Alleyn now examined the fireplace and, looking at the dead ash in the grate, sighed for his case bag and his usual band of assistants. It had been a wood fire and, in burning out, had missed the two side logs which had fallen apart, showing their charred inner surfaces. Between these were a heap of ash and small pieces of charcoal. Alleyn squatted down and peered through his pocket lens at this heap without disturbing it. Lying across the surface, broken at intervals but suggesting, rather than forming, a thread-like pattern, trailed a fine worm of ash. It was the ghost of some alien substance that had been thrown on the fire not long before it died out. Alleyn decided to leave the ash for the moment and continued his prowl round the room. The door into the library was a massive affair, felted, and lined, on the library side, with
shelves and dummy books, bearing titles devised by some sportive Royal.
“I fancy the radio’d have to blast its head off before you’d hear much of it in the library,” thought Alleyn. “Damn, I’d like to try. Better not, though, till I’ve printed the knobs and trimmings.”
He hunted over the floor, using his torch and pressing his fingers into the pile of the carpet. He found nothing that seemed to him to be of interest. He completed his examination of the room and returned at last to the body of William Compline.
Alleyn’s camera was a very expensive instrument. He had brought it with him to make records of his wife’s work during its successive stages. He now used it to photograph William Compline’s body, the area of floor surrounding his feet, his skull, the mere, the wireless cabinet, the ash in the fireplace, and the library door-jamb. “In case,” he muttered, “Thompson and Co. don’t get through tonight.” Detective-Sergeant Thompson was his photographic expert.

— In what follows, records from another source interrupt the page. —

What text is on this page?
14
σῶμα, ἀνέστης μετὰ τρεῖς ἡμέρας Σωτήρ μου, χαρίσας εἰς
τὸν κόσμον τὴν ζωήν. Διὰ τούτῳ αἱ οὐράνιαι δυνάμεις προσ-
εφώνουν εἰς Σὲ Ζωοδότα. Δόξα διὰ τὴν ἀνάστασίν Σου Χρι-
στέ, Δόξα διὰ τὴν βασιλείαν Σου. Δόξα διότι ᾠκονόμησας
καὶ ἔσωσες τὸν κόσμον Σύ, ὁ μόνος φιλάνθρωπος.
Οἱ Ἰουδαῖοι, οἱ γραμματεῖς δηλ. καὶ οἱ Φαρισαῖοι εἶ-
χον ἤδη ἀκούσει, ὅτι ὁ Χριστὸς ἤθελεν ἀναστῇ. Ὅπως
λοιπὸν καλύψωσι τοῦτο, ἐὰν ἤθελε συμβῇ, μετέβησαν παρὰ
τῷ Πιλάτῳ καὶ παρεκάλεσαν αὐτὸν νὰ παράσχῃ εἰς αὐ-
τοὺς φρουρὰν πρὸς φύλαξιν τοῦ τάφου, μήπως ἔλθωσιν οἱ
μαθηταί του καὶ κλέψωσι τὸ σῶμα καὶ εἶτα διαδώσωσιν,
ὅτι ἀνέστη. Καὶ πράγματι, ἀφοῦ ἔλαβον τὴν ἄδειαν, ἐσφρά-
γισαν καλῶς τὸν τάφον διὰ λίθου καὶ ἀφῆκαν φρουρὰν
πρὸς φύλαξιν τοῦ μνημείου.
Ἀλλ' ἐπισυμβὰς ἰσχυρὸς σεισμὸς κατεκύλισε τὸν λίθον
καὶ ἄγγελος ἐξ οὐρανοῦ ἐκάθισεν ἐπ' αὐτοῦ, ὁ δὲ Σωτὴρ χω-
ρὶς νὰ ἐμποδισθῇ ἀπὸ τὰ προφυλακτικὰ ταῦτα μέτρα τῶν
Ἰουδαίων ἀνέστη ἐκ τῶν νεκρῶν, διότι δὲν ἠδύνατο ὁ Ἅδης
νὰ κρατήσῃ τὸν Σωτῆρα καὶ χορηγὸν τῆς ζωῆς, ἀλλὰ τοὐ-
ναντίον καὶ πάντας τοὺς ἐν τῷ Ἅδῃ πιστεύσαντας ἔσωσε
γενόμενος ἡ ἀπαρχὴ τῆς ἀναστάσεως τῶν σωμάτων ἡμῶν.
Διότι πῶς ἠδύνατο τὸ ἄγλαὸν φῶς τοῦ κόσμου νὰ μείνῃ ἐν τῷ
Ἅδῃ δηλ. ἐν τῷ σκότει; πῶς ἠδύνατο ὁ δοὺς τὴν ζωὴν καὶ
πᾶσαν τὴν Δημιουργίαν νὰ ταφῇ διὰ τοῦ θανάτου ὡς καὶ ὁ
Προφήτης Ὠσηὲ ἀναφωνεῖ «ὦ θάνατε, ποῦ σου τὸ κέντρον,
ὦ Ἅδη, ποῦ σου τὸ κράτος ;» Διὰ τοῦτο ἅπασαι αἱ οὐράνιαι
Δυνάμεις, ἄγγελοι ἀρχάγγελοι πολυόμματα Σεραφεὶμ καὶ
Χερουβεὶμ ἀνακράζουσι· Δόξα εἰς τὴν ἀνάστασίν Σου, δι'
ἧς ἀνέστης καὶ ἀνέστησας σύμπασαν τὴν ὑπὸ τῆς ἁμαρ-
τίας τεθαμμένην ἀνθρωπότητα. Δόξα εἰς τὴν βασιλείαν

Having taken his pictures he stood for a time, looking down at William. “I don’t imagine you knew anything about it.” And he thought, “Life’s going to be pretty cheap when summer comes, but you’ve caught a Blitzkrieg of your own and so for you it’s different. You’ve conjured up the Yard, you poor chap. You’ve cranked up the majesty of the law and by the time your killer reaches the dock, Lord knows how many of your friends will be there to give evidence. There ought to be a moral lurking somewhere round this but I’m damned if I know what it is.” He replaced the sheet, looked round the room once more, locked the two inner doors, gathered up his possessions and went into the hall. As he was locking the door he heard a sort of male twittering, and turning round saw on the stairs a small rotund gentlemen dressed in plus fours and wearing thick-lensed glasses.